I shoved the chowder away. “I slept topside, on a ledge port side of the aft stack. It was a spot Mike and I and a few other officers took turns using. My number came up, I was off watch from eight to eight, right place, right time.”

“You weren’t hurt when the torpedoes hit?” Bud had emptied his soup plate and begun working on mine. His growly voice seemed unchanged.

“First blast rolled me off the ledge onto a pair of sailors standing watch. We were still in a pile when the second one went off.”

“Where was your friend Mike?”

“The fish hit just after midnight. He was scheduled to go off watch in the forward engine room. So he may have been relieved by then, and back in our cabin. Or he could have been still on duty. Or, who knows, wandered somewhere else. But his luck was bad. And so was mine, losing him.

“And, of course, I couldn’t do anything. It was pure-hell confusion. My battle station, the wardroom, was burned out by the time I got moving. So I started checking life preservers on sailors. Being sure the strings were tied right. Any fool could see the ship was going to sink. And she did, in twelve minutes flat. Sank like a knife. Rolled over to starboard, went down by the bow. I walked down the port side. It was exactly like wading toward the deep end of a swimming pool. I inflated my belt, found a raft a few hours later and got into it, then pulled one badly burned deck ape aboard and paddled free.

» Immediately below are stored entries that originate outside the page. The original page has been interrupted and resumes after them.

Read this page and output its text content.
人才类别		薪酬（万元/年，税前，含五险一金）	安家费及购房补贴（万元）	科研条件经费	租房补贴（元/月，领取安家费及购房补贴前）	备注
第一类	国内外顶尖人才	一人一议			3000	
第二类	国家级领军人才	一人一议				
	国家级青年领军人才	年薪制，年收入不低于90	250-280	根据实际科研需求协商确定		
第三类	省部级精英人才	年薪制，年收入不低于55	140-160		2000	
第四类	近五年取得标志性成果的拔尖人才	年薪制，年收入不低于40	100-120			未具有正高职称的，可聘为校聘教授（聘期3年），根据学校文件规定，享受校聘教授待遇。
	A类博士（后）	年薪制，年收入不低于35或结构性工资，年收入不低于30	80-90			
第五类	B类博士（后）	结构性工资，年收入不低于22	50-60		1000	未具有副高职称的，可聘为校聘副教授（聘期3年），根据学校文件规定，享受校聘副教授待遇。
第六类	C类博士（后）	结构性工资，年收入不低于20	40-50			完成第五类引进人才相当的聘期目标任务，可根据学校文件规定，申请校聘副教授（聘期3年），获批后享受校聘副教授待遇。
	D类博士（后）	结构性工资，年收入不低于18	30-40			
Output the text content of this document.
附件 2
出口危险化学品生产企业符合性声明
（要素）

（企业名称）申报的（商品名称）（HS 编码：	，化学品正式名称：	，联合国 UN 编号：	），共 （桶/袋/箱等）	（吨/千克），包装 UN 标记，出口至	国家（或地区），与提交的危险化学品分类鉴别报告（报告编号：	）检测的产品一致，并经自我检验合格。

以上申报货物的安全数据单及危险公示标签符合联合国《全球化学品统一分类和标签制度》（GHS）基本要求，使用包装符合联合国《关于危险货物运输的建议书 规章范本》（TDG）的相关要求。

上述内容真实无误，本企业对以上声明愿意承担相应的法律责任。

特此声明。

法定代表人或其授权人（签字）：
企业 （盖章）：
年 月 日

“We drifted all night. My burned sailor was delirious. I heard other yells and screams at first, and whistles. But gradually…nothing. Once, I thought maybe he and I were the only survivors. But the wind had just blown us away from the main group. Toward dawn, we drifted into the lieutenant with the whiskey. He was riding a couple of potato crates, which I lashed alongside. The man was good company, an optimist. I can’t ever remember his name.

“My burned sailor died that afternoon, couldn’t stand the sun. We tried making a tent out of my blouse but it didn’t help. The lieutenant and I put him over the side and watched him sink. The water was clear, just as green and clean as a bottle of 7-Up. He sank and sank, got littler and littler. Then this big old white-bellied shark swam by and tore his legs off.”

“Jesus,” muttered Bud. He was massaging his forehead and brows with a balled-up fist.

“It was his good luck to be dead by then,” I said. “Sharks got plenty of other men right in the water. Men that were still alive. Plenty of bodies, and parts of bodies, floated by us.”

I told him about thirst and sunburn; about meeting another two-man raft with oil-soaked gunners aboard; about being taken aboard the destroyer escort USS
Doyle
after four days and nights; about being hospitalized at Peleliu for exposure and returning to Guam for debriefing and recuperation.

While I talked, Lou delivered our platters of shrimp and steak and later brought coffee and slices of cake.

“The worst thing about the sinking,” I said at last, pushing away my cup, “was the flat fear. Not of my own death but of Mike’s. Being left alone. When he didn’t turn up on the
Doyle
, there was the chance some other ship had him. When he wasn’t at Peleliu, well, maybe some other island. See, his name didn’t appear on either the preliminary survivor lists or the killed-in-action lists. That was because, I found out later, nobody still alive had seen him after Sunday at ten P.M. I gather he didn’t get off the ship. Nobody got out of the engine room. I had to go around pleading for information. I got some funny looks, but also a good deal of sympathy. Lots of men’s buddies were lost, so my story didn’t ring any different.

“Finally, they listed him ‘missing, presumed killed.’ I cried for two days. Didn’t leave my berth except to go puke every so often. Third day, this psychiatrist came in, had a clipboard with forms on it—a set of questions he wanted to ask me. Asked about the sinking, about my dreams, mostly about Mike. He didn’t ask me to betray him—us. Nothing like that. But I got the message. Next day, I straightened up, shaved, put on a clean uniform and started pulling strings to get a ship.”

Bud’s head kicked back. “You didn’t want to come home? War must of been over by then.”